Analyse de L’ Ange trône H’aHOu YaH

Les Trônes sont l’incarnation vivante de la Sephirah Binah (intelligence). Or Binah , nous l’avons vu se manifeste sur le plan matériel sous l’apparence de Saturne. Aussi, la tradition kabbalistique attribue aux Trônes H’aHOu YaH au même titre cas tous les autres Trônes une tonique majeure saturnienne.

Plus encore, en nous référant à l’arbre Séphirothique des Trônes, nous constatons que H’aHOu YaH est également associée à Yesod (Fondement). Alors les fonctions célestes de H’aHOu YaH seront donc colorées d’une tonique mineurs Lunaire. Ainsi, la fonction principale de H’aHOu YaH  : nous faire comprendre et accepter les épreuves jalonnant notre existence terrestre (tonique majeur saturnienne), s’exercera dans un contexte fortement imprégné de valeur Lunaires.

Confronté à l’épreuve, sous l’influence bénéfique de H’aHOu YaH nous apprenons à développer la vertu de tempérance conformément aux recommandations du livre de la sagesse : «  la sagesse enseigne la tempérance. » Sagesse VIII, 7. Il faut entendre par la vertu de tempérance la modération et la mesure en toute chose, soit encore un caractère accommodant et pratique sachant se conformer, par là souplesse, aux circonstances particulières, développant ainsi en nous une certaine sérénité. L’application de cette vertu dans la vie quotidienne fait appelle à plusieurs facultés dont notamment la continence, la clémence,  la mansuétude et là modestie.

Les enseignements traditionnels nous précisent que cette vertu stimulée par le rayonnement de H’aHOu YaH s’enracine plus parfaitement au cœur de notre personnalité grâce à l’exercice de solitude. Par cette ascèse, nous apprenons à mieux connaître nos propres limites, à établir de justes relation avec nous-mêmes pour enfin nous préparer à établir de justes relations avec autrui.

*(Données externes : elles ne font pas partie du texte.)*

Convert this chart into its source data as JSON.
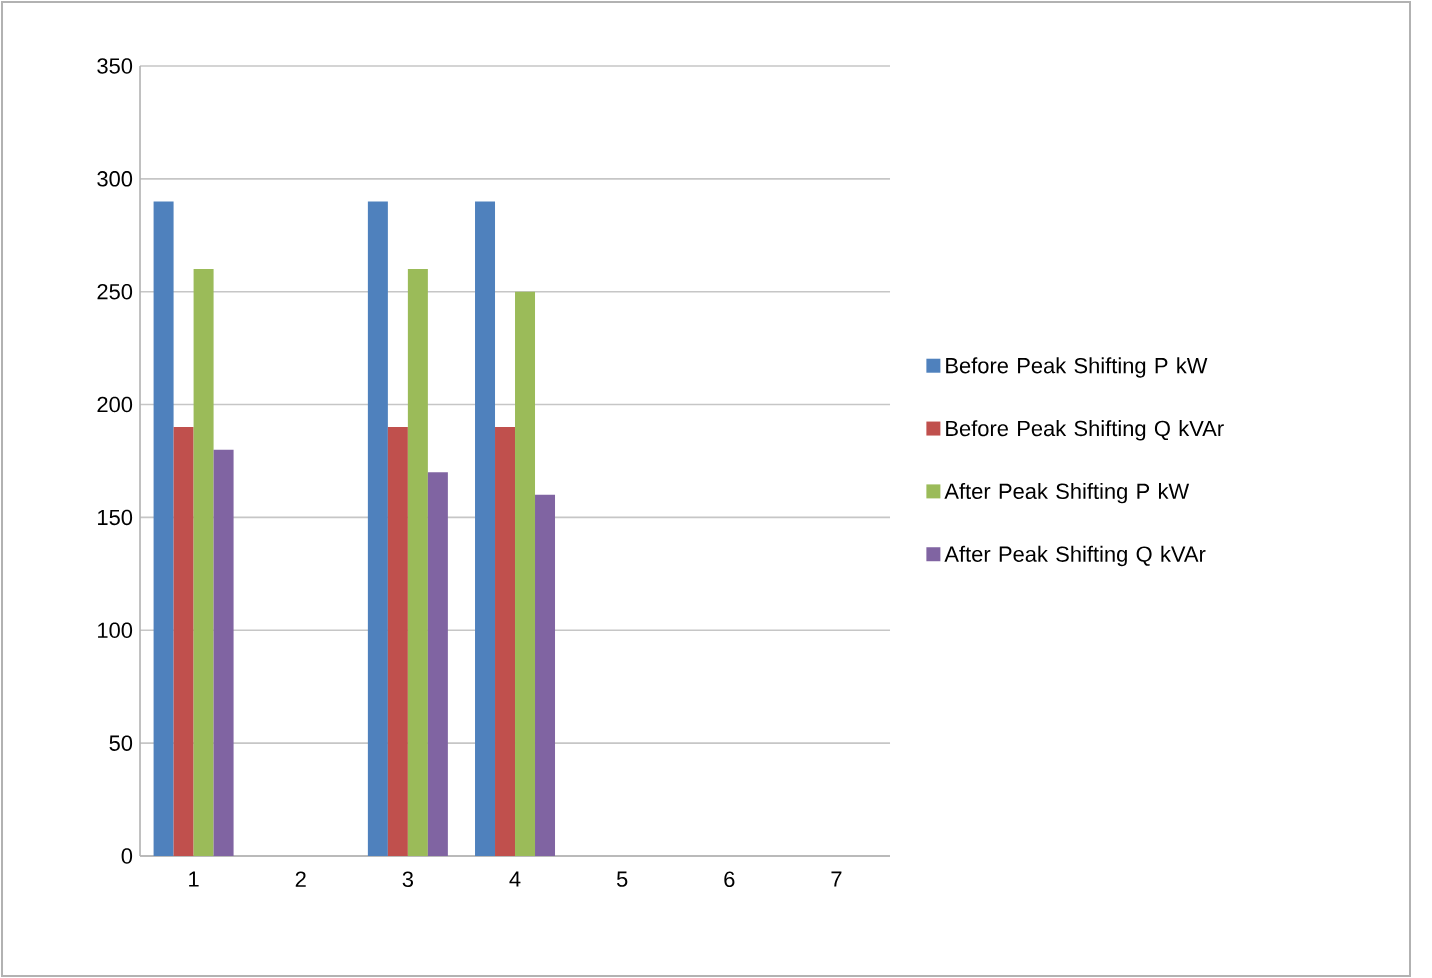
{
  "chart_data": {
    "type": "bar",
    "categories": [
      "1",
      "2",
      "3",
      "4",
      "5",
      "6",
      "7"
    ],
    "series": [
      {
        "name": "Before Peak Shifting  P  kW",
        "color": "#4f81bd",
        "values": [
          290,
          null,
          290,
          290,
          null,
          null,
          null
        ]
      },
      {
        "name": "Before Peak Shifting  Q  kVAr",
        "color": "#c0504d",
        "values": [
          190,
          null,
          190,
          190,
          null,
          null,
          null
        ]
      },
      {
        "name": "After Peak Shifting  P  kW",
        "color": "#9bbb59",
        "values": [
          260,
          null,
          260,
          250,
          null,
          null,
          null
        ]
      },
      {
        "name": "After Peak Shifting  Q  kVAr",
        "color": "#8064a2",
        "values": [
          180,
          null,
          170,
          160,
          null,
          null,
          null
        ]
      }
    ],
    "ylim": [
      0,
      350
    ],
    "yticks": [
      0,
      50,
      100,
      150,
      200,
      250,
      300,
      350
    ],
    "grid": "y",
    "legend": "right"
  }
}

Les anciens kabbalistes ont également considéré le trône H’aHOu YaH comme étant le messager privilégié de la théurgie, cette pratique fondée sur la grâce divine. Aussi H’aHOu YaH est-il appeler « Dieu bon par lui-même ». Présidant aux œuvres divines et au ministère sacré, H’aHOu YaH est également le céleste des dispensateurs de l’illumination permettant de pénétrer tous les mystères. Véritable don du Ciel, cette illumination est donnée et le résultat pas d’une activité intellectuel : « Merci d’avoir révélé ces choses aux humbles et de l’avoir caché aux savants et aux scribes. Luc X, 21. Aussi nous pouvons ainsi trouver la solution à un problème qui, apparemment insoluble, s’éclaire soudainement sous la lumière de H’aHOu YaH.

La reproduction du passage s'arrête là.